Hay heridas del alma que, por más empeño que se tenga, nunca cierran. Las desapariciones durante el gobierno militar chileno, que se calculan en miles, representan uno de los capítulos más cruentos de la historia del siglo XX. “La muerte está en los catres/en los colchones lentos, en las frazadas negras”, escribió Pablo Neruda. “Vive tendida, y de repente sopla/sopla un sonido oscuro que hincha las sábanas/y hay camas navegando a un puerto/en donde está esperando, vestida de almirante”.

Este lunes 11 de septiembre se cumple medio siglo del golpe al presidente socialista chileno Salvador Allende, acción que “liberó” a la nación sudamericana del adoctrinamiento marxista-leninista, según los discursos oficiales que han imperado a lo largo de estas cinco décadas. Es verdad, como señaló Alejandro Rossi, que en ese entonces Chile vivía una especie de “festival ético”, al tiempo que brotaban las llagas de una crisis económica (“Nada contra Allende como persona, salvo sus sueños”), pero no se puede dejar de lado el hecho de que ese derrocamiento contó con la complicidad, al menos por omisión, del Departamento de Estado del presidente Richard Nixon, versión que conocedores divulgaron sin descanso, acusados, en su día, de padecer imaginación desbordada.

Sin embargo, las evidencias ya salen a la luz. De acuerdo con documentos desclasificados en semanas recientes, el 8 de septiembre de ese año el gobierno de la Unión Americana tuvo conocimiento del posible golpe de Estado. “Un número de reportes recibidos de Chile indican la posibilidad de un intento de golpe de Estado. El disturbio se centra en la marina, donde el personal ha estado preocupado por el inminente nombramiento de un nuevo jefe de servicio. Los marinos, que están conspirando para derrocar al gobierno, ahora afirman tener el apoyo del ejército y la fuerza aérea”, señaló la CIA en un informe. “También hay indicios que los oficiales navales podrían estar planeando acciones antigubernamentales conjuntas con militares civiles opositores” (La Jornada, 26/8/2023).

Casi 17 años duró la desigualdad con las botas al cuello de los ciudadanos de a pie. En ese sentido, el proceso promovido contra Pinochet por el juez español Baltasar Garzón, basado en el principio de jurisdicción universal, pues la tortura es un crimen global (los cargos incluían denuncias de ciudadanos españoles), marcó un punto de quiebre. Si los simpatizantes del pinochetismo, que los hay, y no son pocos, divulgaron, a veces de manera grosera y hostil, el milagro económico de Chile a raíz de la caída de Allende, las víctimas de la dictadura pudieron celebrar que, quien era intocable, dejó de serlo. ¿Fue demasiado tarde? No necesariamente. Todo trago amargo que pueda dar cualquiera que mira por encima a sus semejantes debe ser un gozo para quienes sufrieron tantas injusticias.  

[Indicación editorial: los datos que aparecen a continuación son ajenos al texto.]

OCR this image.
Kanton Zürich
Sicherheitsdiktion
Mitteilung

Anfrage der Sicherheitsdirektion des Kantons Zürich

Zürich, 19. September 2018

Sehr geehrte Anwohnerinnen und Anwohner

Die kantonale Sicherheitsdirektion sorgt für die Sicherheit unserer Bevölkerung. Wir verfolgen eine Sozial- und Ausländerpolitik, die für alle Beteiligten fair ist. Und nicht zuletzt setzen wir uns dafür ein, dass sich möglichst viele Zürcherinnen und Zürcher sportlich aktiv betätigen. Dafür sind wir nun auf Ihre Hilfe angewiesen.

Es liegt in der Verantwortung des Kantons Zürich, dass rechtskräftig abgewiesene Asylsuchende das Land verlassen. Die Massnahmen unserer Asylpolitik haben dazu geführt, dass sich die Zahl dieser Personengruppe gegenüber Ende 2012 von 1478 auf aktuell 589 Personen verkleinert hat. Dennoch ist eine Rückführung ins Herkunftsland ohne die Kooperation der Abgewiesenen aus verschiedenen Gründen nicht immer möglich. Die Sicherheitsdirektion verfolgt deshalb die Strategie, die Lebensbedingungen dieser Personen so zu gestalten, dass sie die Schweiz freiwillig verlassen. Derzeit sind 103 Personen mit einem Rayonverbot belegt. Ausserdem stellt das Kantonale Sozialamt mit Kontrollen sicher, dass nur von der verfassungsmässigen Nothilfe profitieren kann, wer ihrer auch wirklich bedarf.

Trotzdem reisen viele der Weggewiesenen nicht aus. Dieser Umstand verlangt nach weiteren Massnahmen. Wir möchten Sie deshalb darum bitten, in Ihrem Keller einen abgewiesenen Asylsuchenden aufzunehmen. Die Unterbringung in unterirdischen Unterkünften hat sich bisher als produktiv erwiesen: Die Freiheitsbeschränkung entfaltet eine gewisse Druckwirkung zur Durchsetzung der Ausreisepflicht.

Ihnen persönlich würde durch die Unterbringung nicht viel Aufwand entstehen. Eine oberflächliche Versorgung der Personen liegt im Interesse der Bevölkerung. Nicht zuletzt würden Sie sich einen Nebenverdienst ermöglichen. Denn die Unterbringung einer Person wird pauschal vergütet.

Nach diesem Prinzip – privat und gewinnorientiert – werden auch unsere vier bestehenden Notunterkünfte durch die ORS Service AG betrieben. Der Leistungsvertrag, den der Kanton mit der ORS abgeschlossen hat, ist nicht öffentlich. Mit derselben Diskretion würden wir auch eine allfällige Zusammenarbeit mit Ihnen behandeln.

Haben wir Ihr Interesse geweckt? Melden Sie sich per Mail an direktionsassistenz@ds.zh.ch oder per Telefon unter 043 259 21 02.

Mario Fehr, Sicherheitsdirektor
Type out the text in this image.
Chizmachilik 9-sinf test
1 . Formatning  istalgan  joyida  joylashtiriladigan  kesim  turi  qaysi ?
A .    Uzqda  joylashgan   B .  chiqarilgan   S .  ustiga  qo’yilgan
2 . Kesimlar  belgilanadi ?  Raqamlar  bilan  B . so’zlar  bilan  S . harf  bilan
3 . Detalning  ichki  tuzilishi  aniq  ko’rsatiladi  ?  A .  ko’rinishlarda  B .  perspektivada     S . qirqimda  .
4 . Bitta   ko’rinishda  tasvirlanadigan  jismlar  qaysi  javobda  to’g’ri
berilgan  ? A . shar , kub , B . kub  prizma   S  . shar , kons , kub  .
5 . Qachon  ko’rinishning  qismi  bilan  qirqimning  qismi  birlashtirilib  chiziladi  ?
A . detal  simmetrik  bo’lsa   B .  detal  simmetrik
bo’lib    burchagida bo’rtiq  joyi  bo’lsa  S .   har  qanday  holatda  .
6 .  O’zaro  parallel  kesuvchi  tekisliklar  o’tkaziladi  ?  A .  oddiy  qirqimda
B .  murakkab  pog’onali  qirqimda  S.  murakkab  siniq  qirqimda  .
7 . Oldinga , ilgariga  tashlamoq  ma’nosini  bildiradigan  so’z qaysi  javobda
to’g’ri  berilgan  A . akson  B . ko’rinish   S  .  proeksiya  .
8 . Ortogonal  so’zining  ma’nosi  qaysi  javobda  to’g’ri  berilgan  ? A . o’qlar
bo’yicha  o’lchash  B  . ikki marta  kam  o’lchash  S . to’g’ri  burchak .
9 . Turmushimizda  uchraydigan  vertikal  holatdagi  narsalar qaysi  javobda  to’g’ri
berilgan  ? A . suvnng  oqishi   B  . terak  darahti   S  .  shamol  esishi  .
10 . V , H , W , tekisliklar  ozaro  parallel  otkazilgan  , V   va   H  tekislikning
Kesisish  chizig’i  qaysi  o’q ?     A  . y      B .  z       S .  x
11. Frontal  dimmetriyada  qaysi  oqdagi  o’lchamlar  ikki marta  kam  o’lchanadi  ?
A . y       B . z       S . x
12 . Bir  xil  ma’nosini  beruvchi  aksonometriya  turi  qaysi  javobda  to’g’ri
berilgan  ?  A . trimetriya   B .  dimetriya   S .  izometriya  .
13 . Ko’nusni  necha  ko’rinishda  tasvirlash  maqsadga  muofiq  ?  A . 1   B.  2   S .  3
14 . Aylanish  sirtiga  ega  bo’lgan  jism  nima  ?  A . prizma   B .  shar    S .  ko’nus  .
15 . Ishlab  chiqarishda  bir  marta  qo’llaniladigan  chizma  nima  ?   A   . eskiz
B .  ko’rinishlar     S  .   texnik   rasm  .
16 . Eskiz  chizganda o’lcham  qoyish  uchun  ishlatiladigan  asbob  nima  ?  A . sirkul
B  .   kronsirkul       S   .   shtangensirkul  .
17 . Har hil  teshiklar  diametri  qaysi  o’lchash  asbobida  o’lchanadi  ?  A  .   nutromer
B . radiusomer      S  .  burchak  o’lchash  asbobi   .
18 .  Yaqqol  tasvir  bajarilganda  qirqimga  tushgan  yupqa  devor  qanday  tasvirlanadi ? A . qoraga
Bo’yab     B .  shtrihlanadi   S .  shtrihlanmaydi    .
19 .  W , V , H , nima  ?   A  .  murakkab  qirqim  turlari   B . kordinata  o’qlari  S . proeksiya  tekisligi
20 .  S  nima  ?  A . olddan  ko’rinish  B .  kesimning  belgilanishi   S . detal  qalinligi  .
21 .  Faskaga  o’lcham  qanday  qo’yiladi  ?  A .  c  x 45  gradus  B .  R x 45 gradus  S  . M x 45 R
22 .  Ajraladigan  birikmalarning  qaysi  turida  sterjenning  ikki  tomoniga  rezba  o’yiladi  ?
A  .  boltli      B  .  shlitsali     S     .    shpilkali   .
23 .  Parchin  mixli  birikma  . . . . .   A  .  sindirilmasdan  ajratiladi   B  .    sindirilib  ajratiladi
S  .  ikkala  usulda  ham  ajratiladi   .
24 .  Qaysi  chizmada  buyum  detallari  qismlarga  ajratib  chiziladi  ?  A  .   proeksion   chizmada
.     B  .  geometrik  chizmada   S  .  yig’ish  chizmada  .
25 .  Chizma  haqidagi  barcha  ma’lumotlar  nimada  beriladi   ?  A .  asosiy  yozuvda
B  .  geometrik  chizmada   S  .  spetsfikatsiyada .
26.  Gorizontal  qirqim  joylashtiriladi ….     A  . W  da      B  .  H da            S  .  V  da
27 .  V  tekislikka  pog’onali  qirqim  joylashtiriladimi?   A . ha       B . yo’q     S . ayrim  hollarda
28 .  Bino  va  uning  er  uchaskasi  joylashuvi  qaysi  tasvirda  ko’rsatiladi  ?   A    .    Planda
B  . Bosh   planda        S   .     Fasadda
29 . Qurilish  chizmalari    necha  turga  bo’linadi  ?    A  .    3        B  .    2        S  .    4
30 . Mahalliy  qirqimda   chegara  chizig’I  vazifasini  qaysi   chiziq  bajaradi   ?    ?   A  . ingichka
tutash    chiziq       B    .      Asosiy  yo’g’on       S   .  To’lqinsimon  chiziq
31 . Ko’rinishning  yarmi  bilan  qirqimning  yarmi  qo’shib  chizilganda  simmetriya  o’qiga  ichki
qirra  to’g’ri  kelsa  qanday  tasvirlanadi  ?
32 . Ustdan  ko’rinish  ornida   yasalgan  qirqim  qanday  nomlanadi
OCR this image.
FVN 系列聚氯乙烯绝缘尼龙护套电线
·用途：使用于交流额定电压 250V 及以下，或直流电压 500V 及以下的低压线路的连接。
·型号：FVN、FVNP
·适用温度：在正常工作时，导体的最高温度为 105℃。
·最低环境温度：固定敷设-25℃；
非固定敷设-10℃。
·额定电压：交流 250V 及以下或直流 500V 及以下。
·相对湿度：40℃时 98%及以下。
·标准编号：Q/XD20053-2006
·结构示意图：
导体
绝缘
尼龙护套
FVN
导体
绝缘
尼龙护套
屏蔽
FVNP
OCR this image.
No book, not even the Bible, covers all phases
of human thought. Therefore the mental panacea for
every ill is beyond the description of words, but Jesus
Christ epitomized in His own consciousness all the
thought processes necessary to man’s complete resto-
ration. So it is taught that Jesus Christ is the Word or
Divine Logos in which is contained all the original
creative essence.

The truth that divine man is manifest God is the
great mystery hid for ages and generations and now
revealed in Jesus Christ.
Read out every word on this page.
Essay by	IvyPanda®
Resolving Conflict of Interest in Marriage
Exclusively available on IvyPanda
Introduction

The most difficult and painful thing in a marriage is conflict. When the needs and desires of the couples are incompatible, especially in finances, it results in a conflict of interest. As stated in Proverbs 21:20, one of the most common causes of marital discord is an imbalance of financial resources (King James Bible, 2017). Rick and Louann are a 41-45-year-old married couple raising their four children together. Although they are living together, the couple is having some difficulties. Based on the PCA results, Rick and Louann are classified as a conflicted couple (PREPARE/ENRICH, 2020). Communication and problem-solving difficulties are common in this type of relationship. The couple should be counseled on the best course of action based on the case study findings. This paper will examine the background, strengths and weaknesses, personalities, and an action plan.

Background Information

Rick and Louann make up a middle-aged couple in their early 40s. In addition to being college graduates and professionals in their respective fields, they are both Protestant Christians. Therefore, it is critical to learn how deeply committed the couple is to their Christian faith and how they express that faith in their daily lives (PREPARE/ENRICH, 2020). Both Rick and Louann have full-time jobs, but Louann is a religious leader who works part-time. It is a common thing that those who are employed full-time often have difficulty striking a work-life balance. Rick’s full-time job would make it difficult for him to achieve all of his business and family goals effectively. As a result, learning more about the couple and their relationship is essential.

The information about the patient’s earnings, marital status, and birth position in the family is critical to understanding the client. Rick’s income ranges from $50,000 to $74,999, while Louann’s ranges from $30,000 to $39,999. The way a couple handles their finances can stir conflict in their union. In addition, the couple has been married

La sonrisa de los desterrados es alegría del mundo. El humor, eventualmente, tiene la virtud de sanar. A 50 años del golpe a Salvador Allende, Pepe Palomo, querido colega de Excélsior, que huyó de Santiago al entonces Distrito Federal, presenta una muestra de sus cartones en el Centro Cultural Los Pinos. Como variación, queda el antipoeta Nicanor Parra: “De aparecer apareció, pero en la lista de desaparecidos”.